Politicization of war-crimes: Bashir and Rajapakse
While Sri Lanka’s President Mahinda Rajapaksa, who bears command responsibility for the killing of nearly UN-estimated 100,000 Tamil civilians by the Sri Lanka military, is attending the 62nd United Nations General Assembly, commencing on September 25, the White House is not commenting on if the US would be issuing an entry visa to alleged war-criminal and Sudan’s long time leader Hassan al-Bashir to attend the UN annual meeting. Recently, the US State Department, using its discretionary powers, intervened to save Rajapakse from war-crimes charges in Court cases filed by affected Tamils.

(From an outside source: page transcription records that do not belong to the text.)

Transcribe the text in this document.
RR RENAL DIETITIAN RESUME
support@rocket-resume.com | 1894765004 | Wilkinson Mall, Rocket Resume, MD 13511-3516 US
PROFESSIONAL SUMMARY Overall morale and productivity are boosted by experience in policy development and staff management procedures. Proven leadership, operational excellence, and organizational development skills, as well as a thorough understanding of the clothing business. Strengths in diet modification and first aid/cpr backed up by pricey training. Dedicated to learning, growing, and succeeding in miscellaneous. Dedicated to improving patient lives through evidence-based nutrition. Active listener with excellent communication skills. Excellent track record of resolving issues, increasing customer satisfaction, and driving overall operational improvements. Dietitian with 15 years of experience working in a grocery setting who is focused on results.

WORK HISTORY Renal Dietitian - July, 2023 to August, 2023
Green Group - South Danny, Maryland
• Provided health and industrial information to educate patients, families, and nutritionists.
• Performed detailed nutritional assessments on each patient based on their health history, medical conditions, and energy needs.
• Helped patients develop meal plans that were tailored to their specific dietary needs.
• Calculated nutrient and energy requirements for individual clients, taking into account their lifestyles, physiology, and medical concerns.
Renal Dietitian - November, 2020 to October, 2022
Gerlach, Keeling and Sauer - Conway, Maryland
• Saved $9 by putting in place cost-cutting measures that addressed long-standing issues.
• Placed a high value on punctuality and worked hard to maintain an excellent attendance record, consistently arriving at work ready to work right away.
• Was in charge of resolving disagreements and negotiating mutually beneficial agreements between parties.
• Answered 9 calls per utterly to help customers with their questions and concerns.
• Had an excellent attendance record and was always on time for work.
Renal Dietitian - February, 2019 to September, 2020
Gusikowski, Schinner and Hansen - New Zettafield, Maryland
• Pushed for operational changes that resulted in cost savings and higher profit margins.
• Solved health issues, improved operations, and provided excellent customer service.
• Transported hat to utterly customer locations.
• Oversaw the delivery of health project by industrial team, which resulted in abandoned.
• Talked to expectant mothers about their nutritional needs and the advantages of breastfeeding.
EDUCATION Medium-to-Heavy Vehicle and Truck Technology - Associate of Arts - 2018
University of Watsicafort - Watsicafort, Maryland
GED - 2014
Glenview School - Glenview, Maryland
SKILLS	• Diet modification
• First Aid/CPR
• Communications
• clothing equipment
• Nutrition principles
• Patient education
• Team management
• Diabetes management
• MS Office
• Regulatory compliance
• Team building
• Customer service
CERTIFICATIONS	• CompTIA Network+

“We have an obligation as host nation for the U.N.,” State Department spokeswoman Marie Harf said, referring to the general practice of allowing foreign leaders and diplomats entry to the United States for U.N. business. “I’m just not going to speculate what action we may or may not take other than to say we act consistent with our relevant international obligation,” the Washington Post reported.
U.N. Ambassador Samantha Power started a diplomatic shoving match Monday when she said the United States had received a request for an entry visa from Sudanese President Omar Hassan al-Bashir. It would be “deplorable, cynical and hugely inappropriate” for Bashir to attend the U.N. gathering, Power said, according to the paper.
A spokesperson for US-based activist organization, Tamils Against Genocide (TAG), commenting on the issue said, "The State Department’s silence on whether it will allow genocide-indicted Sudanese leader al-Bashir an entry visa is symptomatic of customary American dualistic approaches to human rights enforcement. The question of whether or not al-Bashir should be permitted to attend on American soil is a Red Herring. It obfuscates the question of American intent to enforce international criminal prohibitions on genocide, and its obligation as a UN member to extradite al-Bashir to the Hague if he were present on American territory. If the recurrent presence of Mahinda Rajapakse on American soil during and after the Tamil killing field in Mu’l'livaaykkaal is a precedent, President al-Bashir should not be alarmed by the paroxysm of public discussion."
Sudan’s Foreign Ministry commenting on the US stance, said, the United States is not qualified “to offer sermons and advice” on human rights or international law, in particular because Washington is not a member of the international court and considers itself independent of the court’s decisions. Bashir should be quickly granted a visa to visit New York, the government in Khartoum said.
Professor Boyle, an expert in international law earlier said, "[Samantha] Power stood by and watched 150,000 Tamils be exterminated by the GOSL and did nothing to stop it that I am aware of," and pointing out Power’s conspicuous silence during the killing of Tamil civilians reaching genocidal proportions by the Sri Lanka military, said that Power now [at the UN] has a chance to "redeem" herself by establishing an International Criminal Tribunal for Sri Lanka, as did her predecessor Madeline Albright to the former Yugoslavia.